The article provides a legal analysis of the decisions of the European Court of Human Rights in such cases like “Vinter and Others v. The United Kingdom”, “Hutchinson v. The United Kingdom”. The European Court of Human Rights has established key standards for those sentenced to life imprisonment, compliance with which will ensure that this type of punishment meets the requirements of the Article 3 of the European Convention on Human Rights. Such standards are: 1) sentencing of life imprisonment is not prohibited and does not conflict with the Article 3 or any other article of the Convention. The imposition of “non-reducible” life imprisonment may raise questions of compliance with the requirements of the Article 3 of the Convention; 2) in decision making whether life imprisonment can be considered as “non-reducible”, it is necessary to establish whether the person convicted to life imprisonment had any prospect of release.

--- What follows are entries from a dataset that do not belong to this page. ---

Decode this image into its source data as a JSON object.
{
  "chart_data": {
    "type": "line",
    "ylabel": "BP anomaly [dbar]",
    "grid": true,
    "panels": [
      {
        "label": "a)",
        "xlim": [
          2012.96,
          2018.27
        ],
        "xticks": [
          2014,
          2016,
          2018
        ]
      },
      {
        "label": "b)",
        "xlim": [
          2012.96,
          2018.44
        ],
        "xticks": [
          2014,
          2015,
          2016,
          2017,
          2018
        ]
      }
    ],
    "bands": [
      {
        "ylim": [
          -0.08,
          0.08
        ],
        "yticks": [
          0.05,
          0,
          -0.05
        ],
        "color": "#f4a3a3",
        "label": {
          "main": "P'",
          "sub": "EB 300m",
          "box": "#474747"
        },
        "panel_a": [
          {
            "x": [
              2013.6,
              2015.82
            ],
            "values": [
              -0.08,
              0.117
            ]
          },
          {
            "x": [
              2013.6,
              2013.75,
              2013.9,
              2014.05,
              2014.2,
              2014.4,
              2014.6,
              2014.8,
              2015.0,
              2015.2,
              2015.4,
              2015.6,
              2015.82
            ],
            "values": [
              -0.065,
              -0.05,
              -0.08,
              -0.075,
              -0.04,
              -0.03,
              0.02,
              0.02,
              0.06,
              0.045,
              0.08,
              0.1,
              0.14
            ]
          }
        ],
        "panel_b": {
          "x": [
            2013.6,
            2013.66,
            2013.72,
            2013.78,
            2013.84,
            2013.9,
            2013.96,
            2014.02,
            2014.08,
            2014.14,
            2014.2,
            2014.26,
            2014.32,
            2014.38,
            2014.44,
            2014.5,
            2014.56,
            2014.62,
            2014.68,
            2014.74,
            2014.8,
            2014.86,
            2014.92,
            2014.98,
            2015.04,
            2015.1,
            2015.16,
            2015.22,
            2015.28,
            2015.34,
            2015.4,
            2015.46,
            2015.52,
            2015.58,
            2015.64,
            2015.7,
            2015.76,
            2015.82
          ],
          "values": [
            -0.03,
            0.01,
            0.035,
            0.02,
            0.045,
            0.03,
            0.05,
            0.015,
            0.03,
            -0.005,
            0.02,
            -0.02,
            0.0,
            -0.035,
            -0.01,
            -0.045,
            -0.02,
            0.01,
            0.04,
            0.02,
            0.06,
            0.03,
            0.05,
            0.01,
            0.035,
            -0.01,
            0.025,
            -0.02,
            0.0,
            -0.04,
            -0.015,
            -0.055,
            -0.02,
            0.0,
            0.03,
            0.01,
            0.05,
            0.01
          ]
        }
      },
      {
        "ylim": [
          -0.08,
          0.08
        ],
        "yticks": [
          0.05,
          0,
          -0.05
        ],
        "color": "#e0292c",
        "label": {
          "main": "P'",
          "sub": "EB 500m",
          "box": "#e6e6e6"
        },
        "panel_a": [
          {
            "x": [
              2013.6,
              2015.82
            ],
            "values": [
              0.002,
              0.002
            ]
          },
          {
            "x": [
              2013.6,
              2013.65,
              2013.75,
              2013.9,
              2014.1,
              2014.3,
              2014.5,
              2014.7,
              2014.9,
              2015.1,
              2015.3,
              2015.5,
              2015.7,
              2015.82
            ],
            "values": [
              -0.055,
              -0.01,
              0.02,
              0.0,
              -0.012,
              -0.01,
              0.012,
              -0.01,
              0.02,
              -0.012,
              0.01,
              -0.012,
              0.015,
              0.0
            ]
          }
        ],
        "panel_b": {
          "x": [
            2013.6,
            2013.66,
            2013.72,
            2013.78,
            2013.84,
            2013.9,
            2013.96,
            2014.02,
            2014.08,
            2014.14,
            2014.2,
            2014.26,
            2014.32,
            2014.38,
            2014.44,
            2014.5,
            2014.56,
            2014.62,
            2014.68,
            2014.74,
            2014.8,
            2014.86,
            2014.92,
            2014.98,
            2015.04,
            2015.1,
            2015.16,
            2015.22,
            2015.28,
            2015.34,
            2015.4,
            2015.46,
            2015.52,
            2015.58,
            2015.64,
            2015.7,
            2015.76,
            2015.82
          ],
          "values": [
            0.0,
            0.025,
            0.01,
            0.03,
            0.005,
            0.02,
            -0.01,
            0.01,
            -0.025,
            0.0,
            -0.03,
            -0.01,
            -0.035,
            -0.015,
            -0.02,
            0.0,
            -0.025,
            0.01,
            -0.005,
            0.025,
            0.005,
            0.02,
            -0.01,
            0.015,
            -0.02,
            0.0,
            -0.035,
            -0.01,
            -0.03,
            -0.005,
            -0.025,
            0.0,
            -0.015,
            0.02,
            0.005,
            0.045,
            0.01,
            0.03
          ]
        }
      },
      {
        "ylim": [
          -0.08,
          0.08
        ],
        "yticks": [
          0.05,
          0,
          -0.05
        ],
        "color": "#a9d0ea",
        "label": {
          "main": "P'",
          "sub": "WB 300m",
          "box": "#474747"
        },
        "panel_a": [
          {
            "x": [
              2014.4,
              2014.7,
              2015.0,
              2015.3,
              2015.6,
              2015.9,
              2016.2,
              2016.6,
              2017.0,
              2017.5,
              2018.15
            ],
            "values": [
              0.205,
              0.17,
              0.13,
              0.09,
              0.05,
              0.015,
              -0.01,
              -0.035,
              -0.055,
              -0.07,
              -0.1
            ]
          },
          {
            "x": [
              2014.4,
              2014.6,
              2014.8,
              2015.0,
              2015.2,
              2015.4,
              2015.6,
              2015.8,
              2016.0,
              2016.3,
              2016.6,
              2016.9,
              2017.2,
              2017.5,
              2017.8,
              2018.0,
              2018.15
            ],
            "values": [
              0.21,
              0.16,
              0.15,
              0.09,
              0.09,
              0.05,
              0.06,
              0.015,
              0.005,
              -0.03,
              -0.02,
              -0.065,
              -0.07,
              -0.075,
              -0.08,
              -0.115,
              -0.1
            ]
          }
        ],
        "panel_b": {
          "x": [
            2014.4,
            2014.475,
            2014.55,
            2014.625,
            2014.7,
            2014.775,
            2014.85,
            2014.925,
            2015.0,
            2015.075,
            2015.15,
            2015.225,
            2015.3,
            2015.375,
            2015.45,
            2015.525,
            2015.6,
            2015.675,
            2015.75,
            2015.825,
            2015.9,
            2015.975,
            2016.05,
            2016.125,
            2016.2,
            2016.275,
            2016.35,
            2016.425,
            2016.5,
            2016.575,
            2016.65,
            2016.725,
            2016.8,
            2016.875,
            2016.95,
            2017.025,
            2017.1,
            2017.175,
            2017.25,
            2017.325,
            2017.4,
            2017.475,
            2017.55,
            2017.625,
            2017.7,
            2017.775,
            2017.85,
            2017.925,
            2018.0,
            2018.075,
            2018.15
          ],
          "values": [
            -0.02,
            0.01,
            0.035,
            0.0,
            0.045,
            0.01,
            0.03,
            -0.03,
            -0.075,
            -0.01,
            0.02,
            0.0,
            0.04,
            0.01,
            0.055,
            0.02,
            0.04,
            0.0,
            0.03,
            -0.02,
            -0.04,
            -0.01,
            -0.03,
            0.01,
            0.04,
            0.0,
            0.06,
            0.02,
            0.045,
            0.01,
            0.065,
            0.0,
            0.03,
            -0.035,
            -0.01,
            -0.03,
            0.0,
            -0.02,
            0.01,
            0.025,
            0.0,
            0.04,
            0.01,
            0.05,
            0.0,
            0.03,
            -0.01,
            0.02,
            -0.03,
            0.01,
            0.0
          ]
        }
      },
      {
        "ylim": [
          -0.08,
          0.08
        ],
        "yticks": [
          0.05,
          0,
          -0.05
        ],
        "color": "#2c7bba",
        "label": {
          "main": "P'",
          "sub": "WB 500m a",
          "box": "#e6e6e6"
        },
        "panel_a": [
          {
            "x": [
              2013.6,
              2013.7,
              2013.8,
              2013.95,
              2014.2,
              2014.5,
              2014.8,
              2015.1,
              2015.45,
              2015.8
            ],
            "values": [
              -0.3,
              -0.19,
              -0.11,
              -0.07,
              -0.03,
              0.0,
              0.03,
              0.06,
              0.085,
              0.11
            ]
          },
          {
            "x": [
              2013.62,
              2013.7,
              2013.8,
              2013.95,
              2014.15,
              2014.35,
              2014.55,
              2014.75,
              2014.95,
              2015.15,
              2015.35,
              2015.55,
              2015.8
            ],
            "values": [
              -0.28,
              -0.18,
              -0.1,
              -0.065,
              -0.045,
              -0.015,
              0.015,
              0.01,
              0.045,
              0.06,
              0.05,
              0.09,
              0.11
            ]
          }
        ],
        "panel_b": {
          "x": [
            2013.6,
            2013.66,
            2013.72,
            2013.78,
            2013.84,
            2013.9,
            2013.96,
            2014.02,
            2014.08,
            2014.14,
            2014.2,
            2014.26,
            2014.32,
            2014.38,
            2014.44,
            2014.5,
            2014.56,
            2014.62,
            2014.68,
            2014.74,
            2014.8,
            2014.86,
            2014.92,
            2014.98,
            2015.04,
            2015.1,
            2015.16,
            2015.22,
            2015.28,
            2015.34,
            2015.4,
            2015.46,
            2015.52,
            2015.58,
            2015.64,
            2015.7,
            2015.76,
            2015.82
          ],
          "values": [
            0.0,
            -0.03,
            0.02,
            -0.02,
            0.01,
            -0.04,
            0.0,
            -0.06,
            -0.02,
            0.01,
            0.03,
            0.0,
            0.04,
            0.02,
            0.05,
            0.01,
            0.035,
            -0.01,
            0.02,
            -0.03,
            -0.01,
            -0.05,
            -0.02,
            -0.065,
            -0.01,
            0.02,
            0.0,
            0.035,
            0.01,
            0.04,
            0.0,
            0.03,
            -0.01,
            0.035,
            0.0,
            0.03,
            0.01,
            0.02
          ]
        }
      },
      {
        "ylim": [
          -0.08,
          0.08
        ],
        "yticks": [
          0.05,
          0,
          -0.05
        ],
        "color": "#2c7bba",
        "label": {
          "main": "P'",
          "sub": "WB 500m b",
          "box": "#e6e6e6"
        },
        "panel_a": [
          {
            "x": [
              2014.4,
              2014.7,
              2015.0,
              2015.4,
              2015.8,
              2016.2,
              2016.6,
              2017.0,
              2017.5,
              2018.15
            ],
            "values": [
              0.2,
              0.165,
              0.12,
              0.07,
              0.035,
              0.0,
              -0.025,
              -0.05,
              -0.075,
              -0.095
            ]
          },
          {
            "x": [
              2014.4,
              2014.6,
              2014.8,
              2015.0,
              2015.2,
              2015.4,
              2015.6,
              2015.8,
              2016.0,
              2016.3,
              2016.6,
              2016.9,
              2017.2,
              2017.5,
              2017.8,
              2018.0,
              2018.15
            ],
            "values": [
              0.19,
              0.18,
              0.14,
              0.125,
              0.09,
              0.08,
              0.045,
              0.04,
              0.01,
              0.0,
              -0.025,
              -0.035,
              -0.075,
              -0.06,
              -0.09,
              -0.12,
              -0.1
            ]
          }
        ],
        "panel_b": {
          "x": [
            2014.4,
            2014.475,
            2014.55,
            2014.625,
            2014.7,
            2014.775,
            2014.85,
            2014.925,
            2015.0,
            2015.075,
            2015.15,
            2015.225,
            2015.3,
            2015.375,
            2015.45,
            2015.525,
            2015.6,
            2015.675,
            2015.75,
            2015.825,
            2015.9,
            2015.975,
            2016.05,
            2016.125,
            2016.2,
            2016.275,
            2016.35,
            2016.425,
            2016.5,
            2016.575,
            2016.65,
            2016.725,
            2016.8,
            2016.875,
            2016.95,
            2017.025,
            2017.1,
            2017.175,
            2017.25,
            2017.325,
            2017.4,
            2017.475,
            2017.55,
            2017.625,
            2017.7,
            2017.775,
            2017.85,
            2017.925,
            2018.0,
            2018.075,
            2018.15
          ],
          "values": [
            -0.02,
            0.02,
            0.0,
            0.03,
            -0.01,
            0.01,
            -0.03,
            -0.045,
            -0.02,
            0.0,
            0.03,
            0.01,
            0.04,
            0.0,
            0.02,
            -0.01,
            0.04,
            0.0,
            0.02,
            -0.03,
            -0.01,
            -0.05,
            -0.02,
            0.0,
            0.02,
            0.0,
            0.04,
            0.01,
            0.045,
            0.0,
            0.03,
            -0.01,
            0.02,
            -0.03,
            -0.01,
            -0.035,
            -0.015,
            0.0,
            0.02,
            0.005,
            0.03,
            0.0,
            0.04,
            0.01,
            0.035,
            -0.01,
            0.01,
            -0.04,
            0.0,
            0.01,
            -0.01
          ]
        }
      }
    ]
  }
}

If national law provides for the possibility of reviewing life imprisonment regarding its mitigating, reducing, terminating or releasing, this is sufficient to satisfy the requirements of th Article 3 of the Convention; 3) for the purposes of the Article 3 of the Convention it is sufficient that life imprisonment is reducible de jure and de facto; 4) European penitentiary policy is currently focusing on the correctional purpose of imprisonment, in particular until the end of long prison sentences; 5) at the very beginning of the sentence a person convicted to life imprisonment has the right to know what he must do to consider the possibility of his release and under what conditions the sentence will be reviewed or also in what order a request to this may be made; 6) if domestic law does not provide for any mechanism or possibility to review life imprisonment, then the non-compliance with the requirements of the Article 3 of the Convention occurs at the time of imposition of life imprisonment and not at a later stage. The importance of such standards separating of the European Court of Human Rights for the national theory and practice of life imprisonment is that these provisions are effective guidelines for determining the prospects of releasing from sentencing in the form life imprisonment. Key words: European Court of Human Rights, Convention for the Protection of Human Rights and Fundamental Freedoms, case law, convict, life imprisonment.